Нет, не могу, не хочу, не желаю спускаться в твой ад, дайте еще немного побыть с тобой в раю – в двухместной одиночке с незапомнившимся номером, где так хорошо леталось!
…Полетав, ты останавливался и вновь замирал, словно ощутив в себе нечто новое и очень ценное – крупицу душевного золота, которой там раньше не было, и, чтобы не выронить ее и не потерять на грязном полу камеры, садился осторожно на шконку и сидел тихо и неподвижно, удивленно и радостно вслушиваясь в себя.
Что-то торжественное и прекрасное там происходило, и ты знал что.
Точнее – кто…
Женщина, которую ты прогнал, чтобы ее спасти, и которая не хотела уходить, чтобы спасти тебя – она ушла тогда, но теперь вернулась и уже не уходила.
Ты не видел в те моменты глаз Галины Глебовны, не слышал ее голоса, не обонял ее запах, но точно знал, что это она здесь, рядом.
Взлетал один, а приземлялись вдвоем.
Любовь – чувство физическое, что поделаешь, – любовь чувство физическое, всемирной организацией здравоохранения объявленное психическим расстройством, но, согласитесь, это ничего не меняет – любовь остается любовью.

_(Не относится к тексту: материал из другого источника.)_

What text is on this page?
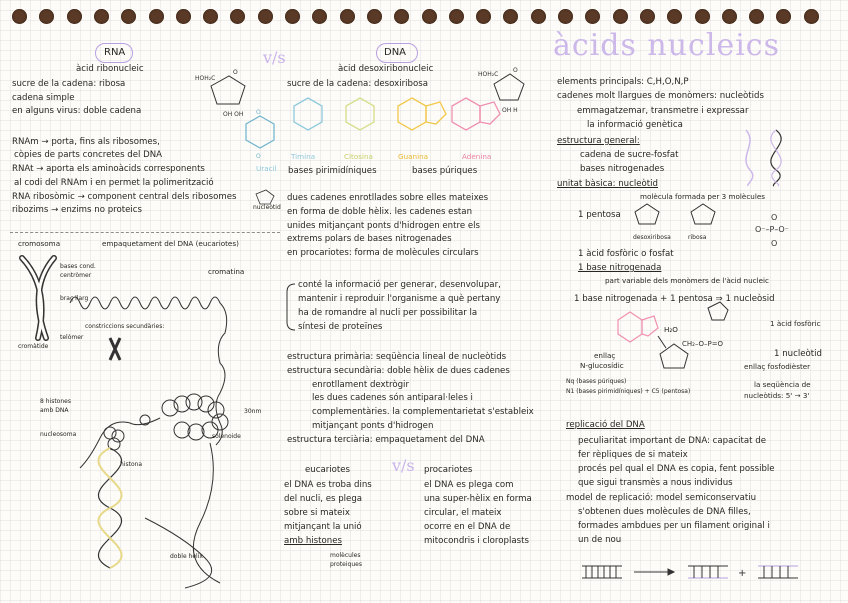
àcids nucleics
v/s
v/s
RNA
àcid ribonucleic
sucre de la cadena: ribosa
cadena simple
en alguns virus: doble cadena
RNAm → porta, fins als ribosomes,
còpies de parts concretes del DNA
RNAt → aporta els aminoàcids corresponents
al codi del RNAm i en permet la polimerització
RNA ribosòmic → component central dels ribosomes
ribozims → enzims no proteics
Uracil
HOH₂C
O
OH OH O
O
DNA
àcid desoxiribonucleic
sucre de la cadena: desoxiribosa
HOH₂C
O
OH H
Timina	Citosina	Guanina	Adenina
bases pirimidíniques	bases púriques
nucleòtid
dues cadenes enrotllades sobre elles mateixes
en forma de doble hèlix. les cadenes estan
unides mitjançant ponts d'hidrogen entre els
extrems polars de bases nitrogenades
en procariotes: forma de molècules circulars
conté la informació per generar, desenvolupar,
mantenir i reproduir l'organisme a què pertany
ha de romandre al nucli per possibilitar la
síntesi de proteïnes
estructura primària: seqüència lineal de nucleòtids
estructura secundària: doble hèlix de dues cadenes
enrotllament dextrògir
les dues cadenes són antiparal·leles i
complementàries. la complementarietat s'estableix
mitjançant ponts d'hidrogen
estructura terciària: empaquetament del DNA
eucariotes	procariotes
el DNA es troba dins
del nucli, es plega
sobre si mateix
mitjançant la unió
amb histones
molècules
proteiques
el DNA es plega com
una super-hèlix en forma
circular, el mateix
ocorre en el DNA de
mitocondris i cloroplasts
cromosoma	empaquetament del DNA (eucariotes)
cromatina
bases cond.
centròmer
braç llarg
cromàtide
telòmer
constriccions secundàries:
8 histones
amb DNA
nucleosoma
histona
solenoide
30nm
doble hèlix
elements principals: C,H,O,N,P
cadenes molt llargues de monòmers: nucleòtids
emmagatzemar, transmetre i expressar
la informació genètica
estructura general:
cadena de sucre-fosfat
bases nitrogenades
unitat bàsica: nucleòtid
molècula formada per 3 molècules
1 pentosa
desoxiribosa	ribosa
1 àcid fosfòric o fosfat
1 base nitrogenada
part variable dels monòmers de l'àcid nucleic
1 base nitrogenada + 1 pentosa ⇒ 1 nucleòsid
1 àcid fosfòric
1 nucleòtid
enllaç
N-glucosídic	enllaç fosfodièster
H₂O
Nq (bases púriques)
N1 (bases pirimidíniques) + C5 (pentosa)
la seqüència de
nucleòtids: 5' → 3'
O⁻–P–O⁻
O
O
CH₂–O–P=O
replicació del DNA
peculiaritat important de DNA: capacitat de
fer rèpliques de si mateix
procés pel qual el DNA es copia, fent possible
que sigui transmès a nous individus
model de replicació: model semiconservatiu
s'obtenen dues molècules de DNA filles,
formades ambdues per un filament original i
un de nou
+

Грешным делом я иногда думаю, что, может быть, не то знание, перешедшее в убеждение, на которое я столько слов потратил, а это чувство присутствия любимого человека, обозначить которое хватило двух абзацев, стало причиной всех произошедших перемен – но, надеюсь, это не так уж и страшно, потому что и там любовь, и тут, нет, не знаю, честное слово, – не знаю и уже не узнаю, потому что не имею больше права прохлаждаться в чужом раю, пора возвращаться в наш общий ад.
3Войдя в сорок четвертую, ты с ходу получил прицельный удар ногой в пах, был избит до потери сознания и изнасилован, после чего тебя закатили брезгливо ногами под крайнюю у параши шконку, под которой ты провел уже в качестве опущенного следующие девять календарных дней. Впрочем, ты не знал, сколько времени прошло, время для тебя теперь не существовало, как не существует оно для умерших.
Кончается жизнь – кончается время.
Помнится, в начале твоего заключения ты хотел жить, но не быть, а тут получил обратное – ты был: числился, значился, отмечался, но – не жил, от жизни тебе остались две ее малоприятные последние составляющие – боль и страх.
Говорят, ко всему можно привыкнуть, нет, братцы, не ко всему!
Невозможно привыкнуть к страху, который живет в тебе своей отдельной жизнью, беспрерывно растет, раздувается, кончаясь взрывом ужаса, чтобы тут же вновь начать изводить; невозможно привыкнуть и к боли, которую приносят регулярные побои, потому как каждые новые побои больней предыдущих – это очень больно, когда по больному бьют.
А били тебя по много раз на день – пиная, походя, и специально выволакивая, и ставя к стенке, и расстреливая кулаками и пинками.
Время от времени сокамерники устраивали над тобой потешный суд, в котором, как в настоящем, были судьи, охранники и, конечно, зрители.